Art & Architecture
The Bellevue Library, which opened July 1, 1993, was designed by Zimmer Gunsul Frasca Partnership.
The sides facing downtown Bellevue (south and east) are comprised of exposed concrete columns, infilled with glass and red sandstone. The north and west facades utilize a patterned brick veneer, with finer detailing and a scale respectful of residential neighbors.
The visually striking roof forms are articulated to break down the scale of the building and enhance the interior spatial quality and exterior appeal. A continuous northern clerestory glass provides for indirect light into public areas below. The wood roof structure is clad with steel, reminiscent of the traditional and durable material used in church steeples.
Ashwood Plaza, a park developed by the City of Bellevue, borders the south perimeter of the building, and provides the library with a grand "front porch" that enhances the architecture. Graced by the elegant cast bronze sculpture Double Inquiry, by Larry Kirkland, the plaza provides a venue for outdoor concerts and gatherings.
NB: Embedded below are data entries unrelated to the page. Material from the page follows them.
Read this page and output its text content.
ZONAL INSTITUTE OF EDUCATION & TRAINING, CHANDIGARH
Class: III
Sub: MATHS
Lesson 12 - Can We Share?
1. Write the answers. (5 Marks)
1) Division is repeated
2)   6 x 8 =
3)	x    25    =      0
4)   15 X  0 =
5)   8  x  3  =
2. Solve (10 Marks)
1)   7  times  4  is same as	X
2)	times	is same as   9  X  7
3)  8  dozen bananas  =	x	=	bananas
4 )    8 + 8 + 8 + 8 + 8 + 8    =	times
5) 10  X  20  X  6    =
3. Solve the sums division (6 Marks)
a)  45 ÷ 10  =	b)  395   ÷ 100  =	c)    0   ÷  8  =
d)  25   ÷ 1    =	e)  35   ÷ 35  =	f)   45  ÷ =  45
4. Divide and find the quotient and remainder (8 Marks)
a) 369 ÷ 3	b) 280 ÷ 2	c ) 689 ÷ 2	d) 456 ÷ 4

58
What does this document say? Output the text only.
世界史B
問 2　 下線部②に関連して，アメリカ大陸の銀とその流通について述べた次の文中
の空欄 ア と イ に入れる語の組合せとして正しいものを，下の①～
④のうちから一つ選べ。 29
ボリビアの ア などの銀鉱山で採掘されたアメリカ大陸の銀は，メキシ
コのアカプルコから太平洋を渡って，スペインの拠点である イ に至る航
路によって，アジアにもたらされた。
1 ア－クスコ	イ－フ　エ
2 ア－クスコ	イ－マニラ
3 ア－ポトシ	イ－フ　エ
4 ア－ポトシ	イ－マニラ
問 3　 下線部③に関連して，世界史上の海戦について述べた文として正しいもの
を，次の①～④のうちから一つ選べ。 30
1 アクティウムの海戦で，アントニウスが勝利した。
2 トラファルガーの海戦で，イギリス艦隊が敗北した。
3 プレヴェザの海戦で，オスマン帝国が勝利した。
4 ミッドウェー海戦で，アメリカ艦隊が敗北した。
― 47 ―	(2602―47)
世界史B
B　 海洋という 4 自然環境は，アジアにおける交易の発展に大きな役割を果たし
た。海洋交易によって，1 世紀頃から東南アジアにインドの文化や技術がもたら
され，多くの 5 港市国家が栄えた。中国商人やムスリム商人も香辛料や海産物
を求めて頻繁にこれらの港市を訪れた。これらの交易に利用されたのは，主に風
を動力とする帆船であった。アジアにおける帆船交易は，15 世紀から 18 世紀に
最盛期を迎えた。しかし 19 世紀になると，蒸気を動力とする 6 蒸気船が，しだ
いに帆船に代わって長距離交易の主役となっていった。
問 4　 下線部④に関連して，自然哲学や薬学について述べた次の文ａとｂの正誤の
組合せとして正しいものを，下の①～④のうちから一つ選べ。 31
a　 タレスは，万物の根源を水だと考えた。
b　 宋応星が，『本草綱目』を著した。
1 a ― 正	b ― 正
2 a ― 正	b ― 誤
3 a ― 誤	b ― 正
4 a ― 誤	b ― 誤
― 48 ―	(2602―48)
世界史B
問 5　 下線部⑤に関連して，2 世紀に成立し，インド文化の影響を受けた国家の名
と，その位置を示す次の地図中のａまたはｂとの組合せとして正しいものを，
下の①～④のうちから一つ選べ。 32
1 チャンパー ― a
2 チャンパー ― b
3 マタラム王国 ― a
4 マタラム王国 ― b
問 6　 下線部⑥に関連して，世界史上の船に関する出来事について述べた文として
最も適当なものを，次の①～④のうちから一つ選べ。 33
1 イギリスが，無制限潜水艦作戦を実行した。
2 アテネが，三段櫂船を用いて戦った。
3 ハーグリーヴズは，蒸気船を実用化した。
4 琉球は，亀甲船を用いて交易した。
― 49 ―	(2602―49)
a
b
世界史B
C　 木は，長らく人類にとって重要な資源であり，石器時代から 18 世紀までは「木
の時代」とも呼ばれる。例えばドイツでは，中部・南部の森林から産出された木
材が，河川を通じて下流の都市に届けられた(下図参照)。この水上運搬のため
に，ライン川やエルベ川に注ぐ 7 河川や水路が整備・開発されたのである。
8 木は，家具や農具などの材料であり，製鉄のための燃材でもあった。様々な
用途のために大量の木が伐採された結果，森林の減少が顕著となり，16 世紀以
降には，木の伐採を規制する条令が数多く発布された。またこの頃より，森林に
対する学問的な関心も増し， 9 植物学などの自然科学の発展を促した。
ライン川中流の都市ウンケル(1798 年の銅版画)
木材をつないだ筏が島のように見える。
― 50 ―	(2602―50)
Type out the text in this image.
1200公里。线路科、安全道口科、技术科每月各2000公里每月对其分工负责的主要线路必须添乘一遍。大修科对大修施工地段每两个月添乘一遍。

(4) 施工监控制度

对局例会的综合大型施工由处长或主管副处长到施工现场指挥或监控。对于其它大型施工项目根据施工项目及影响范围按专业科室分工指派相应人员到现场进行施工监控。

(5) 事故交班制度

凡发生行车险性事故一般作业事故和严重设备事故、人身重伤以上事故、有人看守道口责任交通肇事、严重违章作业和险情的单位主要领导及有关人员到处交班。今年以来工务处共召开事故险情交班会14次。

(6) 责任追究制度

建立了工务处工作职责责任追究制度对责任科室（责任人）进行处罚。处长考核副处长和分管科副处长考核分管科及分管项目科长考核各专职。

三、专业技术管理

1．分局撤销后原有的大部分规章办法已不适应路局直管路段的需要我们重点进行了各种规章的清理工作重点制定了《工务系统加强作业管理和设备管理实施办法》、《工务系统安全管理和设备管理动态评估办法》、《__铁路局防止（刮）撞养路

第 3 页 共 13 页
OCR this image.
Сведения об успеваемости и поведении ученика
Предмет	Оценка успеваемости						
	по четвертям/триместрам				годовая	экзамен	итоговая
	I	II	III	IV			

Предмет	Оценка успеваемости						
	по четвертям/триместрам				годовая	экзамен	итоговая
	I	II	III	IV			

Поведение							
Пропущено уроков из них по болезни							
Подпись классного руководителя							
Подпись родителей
The Bellevue Library has won several major awards: 2000 American Institute of Architects (AIA) Merit Award, Western International Summit; 1999 AIA Civic Design Merit Award; 1997 AIA Honor Award; 1995 ALA/AIA National Award of Excellence for Library Architecture; 1995 AIA Award of Merit, Pacific Northwest Region; 1994 AIA Honor Award, Portland Chapter; 1994 Associated General Contractors of Washington, Excellence in Construction; 1993 AIA Award of Merit, Seattle Chapter
Art works by several notable Northwest artists were commissioned for the new Bellevue Library. These works include: Reynard the Fox, a wall sculpture, by Richard S. Beyer; Check it Out, a cast glass window, by Ann Troutner and Paul Marioni; and Historic Portraits, 12 porcelain enamel panels, by Garth Edwards. Custom lighting fixtures were designed for the library by Walter White and custom ceramic tiles were designed by Anne Storrs. The sculpture, Golden Boy, on permanent exhibit, was created by award-winning artist Leo Osborne.
Amber Pod, a kiln cast crystal form by Ann Robinson, was donated to the Bellevue Library in 1996 in memory of Dale Cozadd.
The Art and Architecture of the Bellevue Library, a brochure
available at the library, provides a complete description of the art works.